A 3% drop in UK bookings is bad news, too, and Fankhauser admits this will further damage profits.

"Taking into account anticipated foreign exchange translation gains, we expect underlying EBIT [operating profit] for the full year to be between £310 million and £335 million," he says. "We continue to expect to pay a dividend in respect of the current year's earnings."

Cook reckons consensus estimates for 2016 had pencilled in profit of £310-£359 million, but analysts have scrambled to downgrade forecasts. Numis Securities now expects a much smaller increase in operating profit this year to £316 million, giving pre-tax profit of £186 million and earnings per share (EPS) of 9.9p.

It remains unclear whether the fear of terrorist atrocities will convince holidaymakers to stick closer to home this summer. It’s bad news if they do, but even if they don’t, Cook must remain clever with capacity. It must also keep driving its long-haul business where bookings have grown an impressive 19%.

At 72.5p, Cook shares trade on a modest 7.3 times forward earnings. It also continues to promise a dividend this year for the first time since 2011. But the valuation multiple reflects the scale of potential threats to profits in the months ahead. A plunge below technical support at around 80p Thursday only heightens concerns here.

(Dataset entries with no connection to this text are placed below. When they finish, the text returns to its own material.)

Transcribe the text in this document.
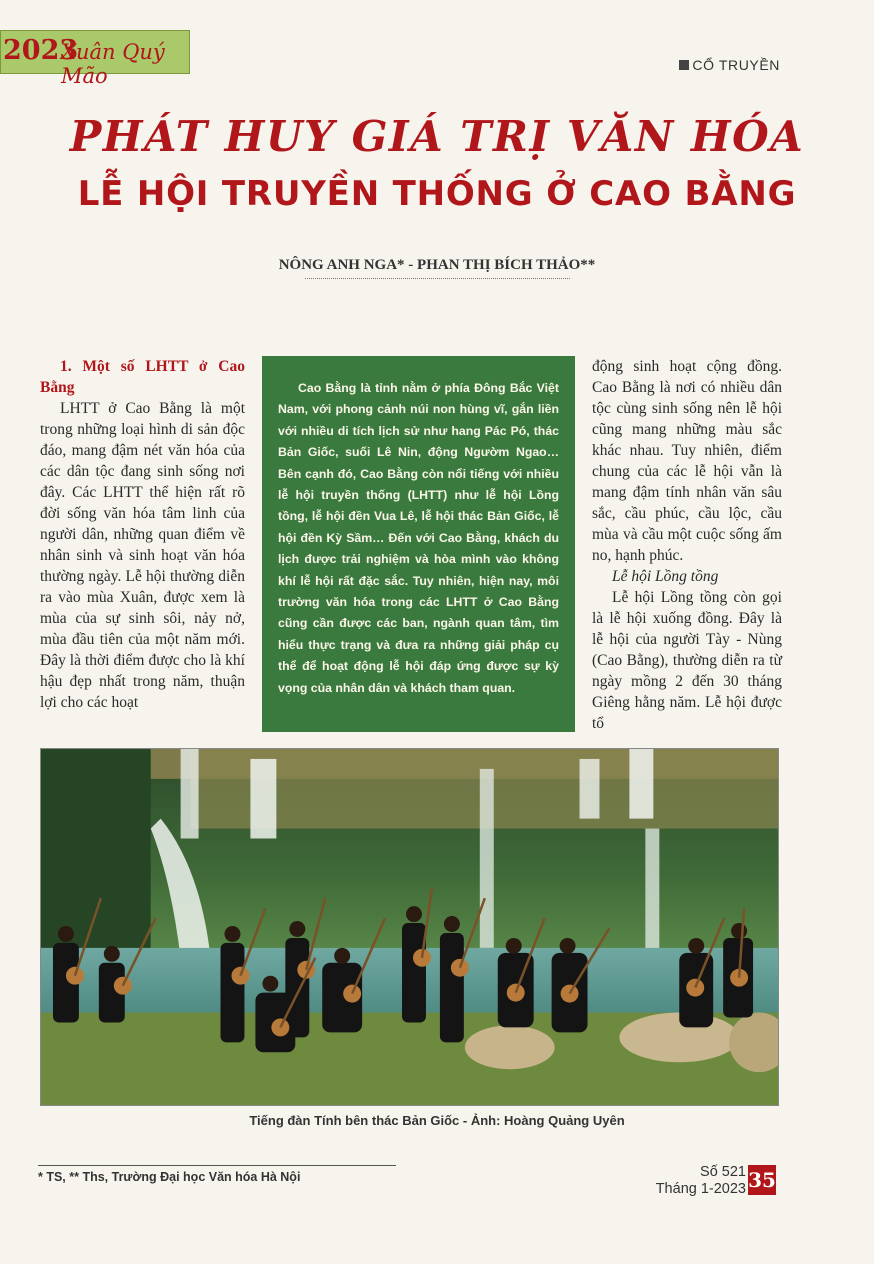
2023
Xuân Quý Mão	CỔ TRUYỀN
PHÁT HUY GIÁ TRỊ VĂN HÓA
LỄ HỘI TRUYỀN THỐNG Ở CAO BẰNG
NÔNG ANH NGA* - PHAN THỊ BÍCH THẢO**

1. Một số LHTT ở Cao Bằng

LHTT ở Cao Bằng là một trong những loại hình di sản độc đáo, mang đậm nét văn hóa của các dân tộc đang sinh sống nơi đây. Các LHTT thể hiện rất rõ đời sống văn hóa tâm linh của người dân, những quan điểm về nhân sinh và sinh hoạt văn hóa thường ngày. Lễ hội thường diễn ra vào mùa Xuân, được xem là mùa của sự sinh sôi, nảy nở, mùa đầu tiên của một năm mới. Đây là thời điểm được cho là khí hậu đẹp nhất trong năm, thuận lợi cho các hoạt

Cao Bằng là tỉnh nằm ở phía Đông Bắc Việt Nam, với phong cảnh núi non hùng vĩ, gắn liền với nhiều di tích lịch sử như hang Pác Pó, thác Bản Giốc, suối Lê Nin, động Ngườm Ngao… Bên cạnh đó, Cao Bằng còn nổi tiếng với nhiều lễ hội truyền thống (LHTT) như lễ hội Lồng tồng, lễ hội đền Vua Lê, lễ hội thác Bản Giốc, lễ hội đền Kỳ Sầm… Đến với Cao Bằng, khách du lịch được trải nghiệm và hòa mình vào không khí lễ hội rất đặc sắc. Tuy nhiên, hiện nay, môi trường văn hóa trong các LHTT ở Cao Bằng cũng cần được các ban, ngành quan tâm, tìm hiểu thực trạng và đưa ra những giải pháp cụ thể để hoạt động lễ hội đáp ứng được sự kỳ vọng của nhân dân và khách tham quan.

động sinh hoạt cộng đồng. Cao Bằng là nơi có nhiều dân tộc cùng sinh sống nên lễ hội cũng mang những màu sắc khác nhau. Tuy nhiên, điểm chung của các lễ hội vẫn là mang đậm tính nhân văn sâu sắc, cầu phúc, cầu lộc, cầu mùa và cầu một cuộc sống ấm no, hạnh phúc.

Lễ hội Lồng tồng

Lễ hội Lồng tồng còn gọi là lễ hội xuống đồng. Đây là lễ hội của người Tày - Nùng (Cao Bằng), thường diễn ra từ ngày mồng 2 đến 30 tháng Giêng hằng năm. Lễ hội được tổ

Tiếng đàn Tính bên thác Bản Giốc - Ảnh: Hoàng Quảng Uyên
* TS, ** Ths, Trường Đại học Văn hóa Hà Nội	Số 521
Tháng 1-2023 35
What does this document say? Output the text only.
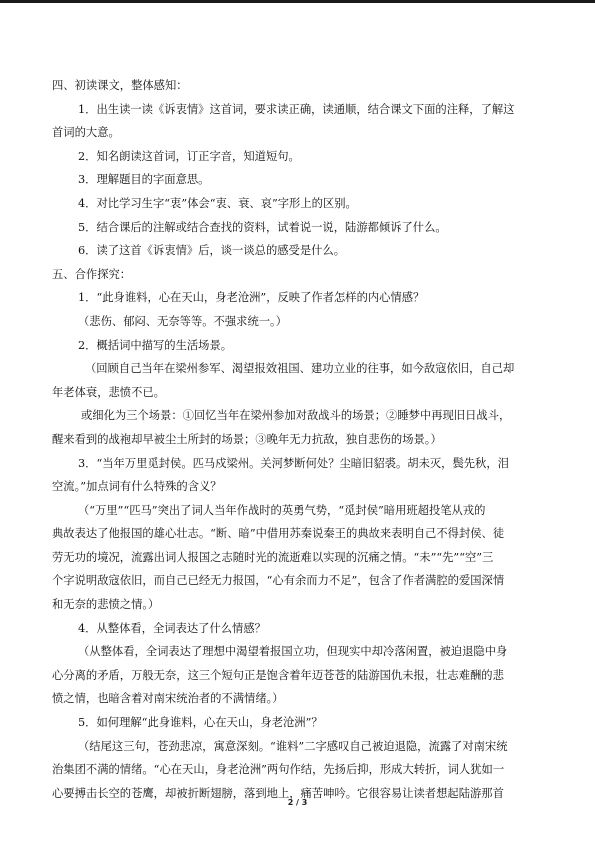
四、初读课文，整体感知：

1．出生读一读《诉衷情》这首词，要求读正确，读通顺，结合课文下面的注释，了解这

首词的大意。

2．知名朗读这首词，订正字音，知道短句。

3．理解题目的字面意思。

4．对比学习生字“衷”体会“衷、衰、哀”字形上的区别。

5．结合课后的注解或结合查找的资料，试着说一说，陆游都倾诉了什么。

6．读了这首《诉衷情》后，谈一谈总的感受是什么。

五、合作探究：

1．“此身谁料，心在天山，身老沧洲”，反映了作者怎样的内心情感？

（悲伤、郁闷、无奈等等。不强求统一。）

2．概括词中描写的生活场景。

（回顾自己当年在梁州参军、渴望报效祖国、建功立业的往事，如今敌寇依旧，自己却

年老体衰，悲愤不已。

或细化为三个场景：①回忆当年在梁州参加对敌战斗的场景；②睡梦中再现旧日战斗，

醒来看到的战袍却早被尘土所封的场景；③晚年无力抗敌，独自悲伤的场景。）

3．“当年万里觅封侯。匹马戍梁州。关河梦断何处？尘暗旧貂裘。胡未灭，鬓先秋，泪

空流。”加点词有什么特殊的含义？

（“万里”“匹马”突出了词人当年作战时的英勇气势，“觅封侯”暗用班超投笔从戎的

典故表达了他报国的雄心壮志。“断、暗”中借用苏秦说秦王的典故来表明自己不得封侯、徒

劳无功的境况，流露出词人报国之志随时光的流逝难以实现的沉痛之情。“未”“先”“空”三

个字说明敌寇依旧，而自己已经无力报国，“心有余而力不足”，包含了作者满腔的爱国深情

和无奈的悲愤之情。）

4．从整体看，全词表达了什么情感？

（从整体看，全词表达了理想中渴望着报国立功，但现实中却冷落闲置，被迫退隐中身

心分离的矛盾，万般无奈，这三个短句正是饱含着年迈苍苍的陆游国仇未报，壮志难酬的悲

愤之情，也暗含着对南宋统治者的不满情绪。）

5．如何理解“此身谁料，心在天山，身老沧洲”？

（结尾这三句，苍劲悲凉，寓意深刻。“谁料”二字感叹自己被迫退隐，流露了对南宋统

治集团不满的情绪。“心在天山，身老沧洲”两句作结，先扬后抑，形成大转折，词人犹如一

心要搏击长空的苍鹰，却被折断翅膀，落到地上，痛苦呻吟。它很容易让读者想起陆游那首

2 / 3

Numis analyst Wyn Ellis is not impressed: "We remain unenthusiastic about the investment merits of [Thomas Cook]: we believe that the basic business model continues to face structural challenges."

This article is for information and discussion purposes only and does not form a recommendation to invest or otherwise. The value of an investment may fall. The investments referred to in this article may not be suitable for all investors, and if in doubt, an investor should seek advice from a qualified investment adviser.